Predicting adverse events accurately represents a significant challenge to both the pharmaceutical industry and academia, the reason being that our existing knowledge of biology, disease mechanisms (i.e. how a disease affects the healthy state of a human) and drug design is incomplete and sometimes incorrect. On top of that, the biological complexity and differences between living organisms is such that even if a treatment appears to work in the laboratory it may not work in humans.

The occurrence of an adverse event during a clinical trial is a significant event, not only because of the risk to humans but also from a financial point of view for the organization (usually a pharmaceutical company) sponsoring the development of the drug in question. As a result a lot of effort is continuously invested in this area and there are a number of approaches to predicting adverse events including cell line assays, animal models and computer based in silico models.

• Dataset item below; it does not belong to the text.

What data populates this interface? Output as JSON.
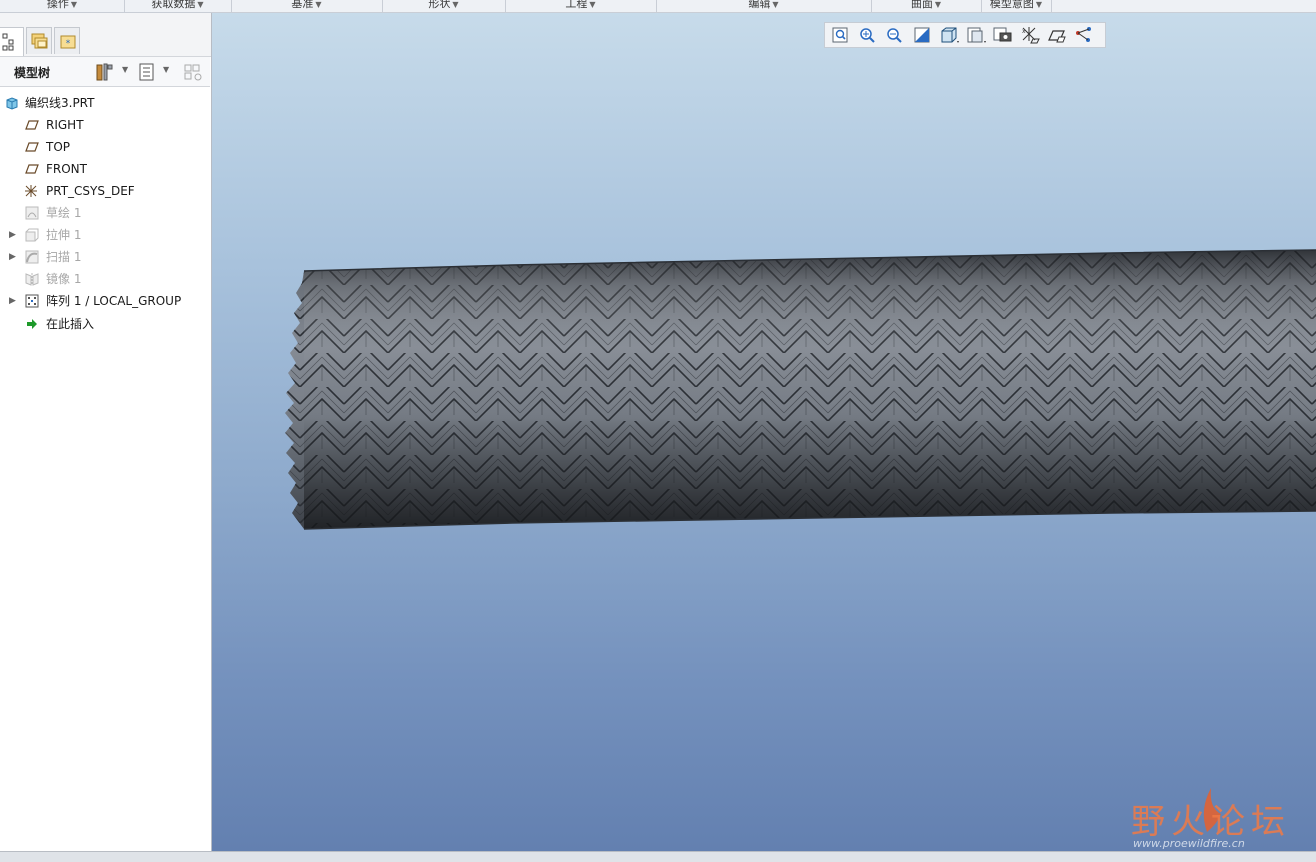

In silico models are usually developed by extracting interactions and behaviors of biological systems either from the literature or from experimental data on a specific disease or biological system and integrating this information in some kind of a mathematical model that can be used to understand and predict the behavior of a drug in an organism. Another relatively recent method is based on mining the scientific literature and correlating evidence from seemingly unrelated drugs or medical conditions. If done correctly this type of analysis can offer quite good predictive accuracy and significant lead times which translates to lower cost and development times for new drugs.

While in silico methods aim to capture in depth the current knowledge of a biological system or a disease mechanism, they are still subject to the accuracy of that knowledge and may miss information that while seemingly unrelated, could in a multiply interconnected complex biological system prove highly relevant. This gap is addressed by the literature-based discovery approach which does not capture details to the same extent but compensates by offering complete coverage of the available knowledge from all potentially related fields.